A recent study by Johns Hopkins Children’s Center, has found that infection with cytomegalovirus (CMV), a common virus transmitted from mother to fetus during pregnancy, significantly worsens necrotizing enterocolitis (NEC), a life-threatening intestinal condition in premature babies.
NEC, is the most common emergency intestinal complication in preemies, affecting nearly 10% of premature infants. It causes severe inflammation that destroys intestinal tissue, with a mortality rate of about 30%. Despite its devastating effects, survival rates for NEC have remained unchanged for the past 30 years.
What the Study Found
The research, published on February 13 in Cellular and Molecular Gastroenterology and Hepatology, identifies CMV infection as a potential trigger for NEC. Dr. David Hackam, lead researcher at Johns Hopkins University, emphasized that the discovery could pave the way for better NEC treatments.
“NEC is a devastating disease that many people have never heard of until their loved one is diagnosed. By identifying CMV as a key factor in NEC severity, we’ve taken a critical step toward saving the lives of premature infants,” Hackam said.

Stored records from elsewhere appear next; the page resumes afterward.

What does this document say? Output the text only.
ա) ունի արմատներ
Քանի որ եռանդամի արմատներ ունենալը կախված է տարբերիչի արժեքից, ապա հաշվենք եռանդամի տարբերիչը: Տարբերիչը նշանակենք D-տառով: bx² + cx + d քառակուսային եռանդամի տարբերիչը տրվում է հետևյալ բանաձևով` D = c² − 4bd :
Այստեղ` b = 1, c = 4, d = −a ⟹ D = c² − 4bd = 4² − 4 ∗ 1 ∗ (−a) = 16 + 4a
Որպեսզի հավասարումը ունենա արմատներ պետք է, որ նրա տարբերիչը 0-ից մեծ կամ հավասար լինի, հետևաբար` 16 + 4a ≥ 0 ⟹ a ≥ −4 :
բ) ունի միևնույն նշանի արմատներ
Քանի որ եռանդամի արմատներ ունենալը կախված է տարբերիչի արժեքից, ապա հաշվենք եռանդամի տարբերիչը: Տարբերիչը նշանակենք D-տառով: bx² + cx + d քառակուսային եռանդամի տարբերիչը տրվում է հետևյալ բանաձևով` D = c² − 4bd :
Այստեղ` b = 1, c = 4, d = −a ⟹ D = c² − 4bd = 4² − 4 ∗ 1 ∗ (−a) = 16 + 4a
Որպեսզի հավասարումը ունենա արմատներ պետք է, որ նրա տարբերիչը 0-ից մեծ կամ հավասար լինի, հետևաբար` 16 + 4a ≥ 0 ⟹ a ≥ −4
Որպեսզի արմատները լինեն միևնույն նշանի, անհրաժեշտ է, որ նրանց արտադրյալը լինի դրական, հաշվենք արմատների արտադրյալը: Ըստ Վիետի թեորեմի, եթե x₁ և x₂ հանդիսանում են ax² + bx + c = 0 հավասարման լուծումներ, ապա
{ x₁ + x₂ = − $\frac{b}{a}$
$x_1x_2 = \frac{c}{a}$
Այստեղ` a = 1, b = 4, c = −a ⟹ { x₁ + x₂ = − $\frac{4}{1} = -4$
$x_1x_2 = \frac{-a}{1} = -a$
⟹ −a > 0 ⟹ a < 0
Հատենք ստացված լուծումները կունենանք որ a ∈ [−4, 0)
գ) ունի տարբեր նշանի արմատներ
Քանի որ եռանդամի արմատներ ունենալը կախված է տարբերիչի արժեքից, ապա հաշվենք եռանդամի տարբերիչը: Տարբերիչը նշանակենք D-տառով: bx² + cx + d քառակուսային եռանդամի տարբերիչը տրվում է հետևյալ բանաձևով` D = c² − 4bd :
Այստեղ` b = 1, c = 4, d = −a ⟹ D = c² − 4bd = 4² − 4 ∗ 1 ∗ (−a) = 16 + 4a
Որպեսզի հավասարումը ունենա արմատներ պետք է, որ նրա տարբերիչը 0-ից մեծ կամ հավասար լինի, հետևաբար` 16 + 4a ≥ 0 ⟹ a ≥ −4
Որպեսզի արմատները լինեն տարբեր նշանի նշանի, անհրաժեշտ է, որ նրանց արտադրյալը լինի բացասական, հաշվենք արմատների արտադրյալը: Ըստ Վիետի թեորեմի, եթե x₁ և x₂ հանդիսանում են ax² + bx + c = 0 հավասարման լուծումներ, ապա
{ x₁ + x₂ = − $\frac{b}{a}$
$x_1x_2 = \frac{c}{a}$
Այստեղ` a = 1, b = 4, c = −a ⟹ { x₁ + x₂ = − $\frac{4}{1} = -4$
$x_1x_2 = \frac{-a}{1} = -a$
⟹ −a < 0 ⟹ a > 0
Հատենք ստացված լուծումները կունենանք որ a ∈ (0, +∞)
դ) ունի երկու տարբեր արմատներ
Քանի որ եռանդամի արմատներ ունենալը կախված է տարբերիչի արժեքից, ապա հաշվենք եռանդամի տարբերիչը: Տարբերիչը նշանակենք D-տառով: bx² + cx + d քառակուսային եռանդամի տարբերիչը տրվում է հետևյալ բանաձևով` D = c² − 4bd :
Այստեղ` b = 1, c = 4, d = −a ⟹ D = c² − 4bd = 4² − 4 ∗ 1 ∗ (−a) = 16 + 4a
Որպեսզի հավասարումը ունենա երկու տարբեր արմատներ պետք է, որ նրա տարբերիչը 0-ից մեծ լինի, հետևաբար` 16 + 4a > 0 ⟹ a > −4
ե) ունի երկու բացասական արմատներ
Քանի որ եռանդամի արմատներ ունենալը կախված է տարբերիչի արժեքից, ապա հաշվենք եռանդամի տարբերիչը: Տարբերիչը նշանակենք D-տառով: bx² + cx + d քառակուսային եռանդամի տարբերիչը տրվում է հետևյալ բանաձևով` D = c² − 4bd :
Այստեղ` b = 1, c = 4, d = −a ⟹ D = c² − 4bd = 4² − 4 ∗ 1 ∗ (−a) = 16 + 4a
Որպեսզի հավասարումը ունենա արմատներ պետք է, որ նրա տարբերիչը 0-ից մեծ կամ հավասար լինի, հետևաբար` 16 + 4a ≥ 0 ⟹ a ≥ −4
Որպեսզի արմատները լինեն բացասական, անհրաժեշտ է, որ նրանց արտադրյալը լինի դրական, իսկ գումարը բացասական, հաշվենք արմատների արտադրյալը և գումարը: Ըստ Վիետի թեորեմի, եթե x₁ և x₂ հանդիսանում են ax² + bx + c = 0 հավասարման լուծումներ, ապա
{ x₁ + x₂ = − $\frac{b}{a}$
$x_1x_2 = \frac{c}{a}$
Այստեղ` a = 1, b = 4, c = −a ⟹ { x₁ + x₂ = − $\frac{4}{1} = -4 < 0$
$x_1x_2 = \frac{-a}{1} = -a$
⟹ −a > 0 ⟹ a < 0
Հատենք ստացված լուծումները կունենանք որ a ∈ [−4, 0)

CMV, a herpes virus affecting 40%-80% of the global population, typically remains dormant in healthy individuals. However, it can cause serious complications in newborns when transmitted during pregnancy, including hearing loss and birth defects. Fetuses acquire CMV from infected mothers in 30%-50% of cases, raising the risk of severe health issues.
How CMV Worsens NEC
In the study, researchers used neonatal mice to model NEC with CMV infection. The results showed that mice with CMV experienced more severe intestinal damage and higher mortality rates than those without the virus. Genetic analysis revealed that CMV infection activated inflammation-related pathways, disrupted metabolism, and increased the production of toll-like receptor 4 (TLR4) — a protein previously linked to NEC.
Further investigation found that CMV damaged mitochondria, the cell’s energy-producing structures, reducing adenosine triphosphate (ATP) production — a critical energy source. Mice engineered without TLR4 showed significantly lower NEC severity, suggesting TLR4 as a promising drug target for NEC treatment.
Additionally, researchers explored the potential of adenosine supplements, which boost ATP production. Administering adenosine to CMV-infected mice reduced NEC severity, offering a possible treatment option for future human studies.
The research was funded by the National Institutes of Health (NIH), mark a significant step toward understanding NEC’s underlying causes and developing new therapies. Future studies will focus on confirming the CMV-NEC link in humans and testing adenosine as a treatment option for preterm infants.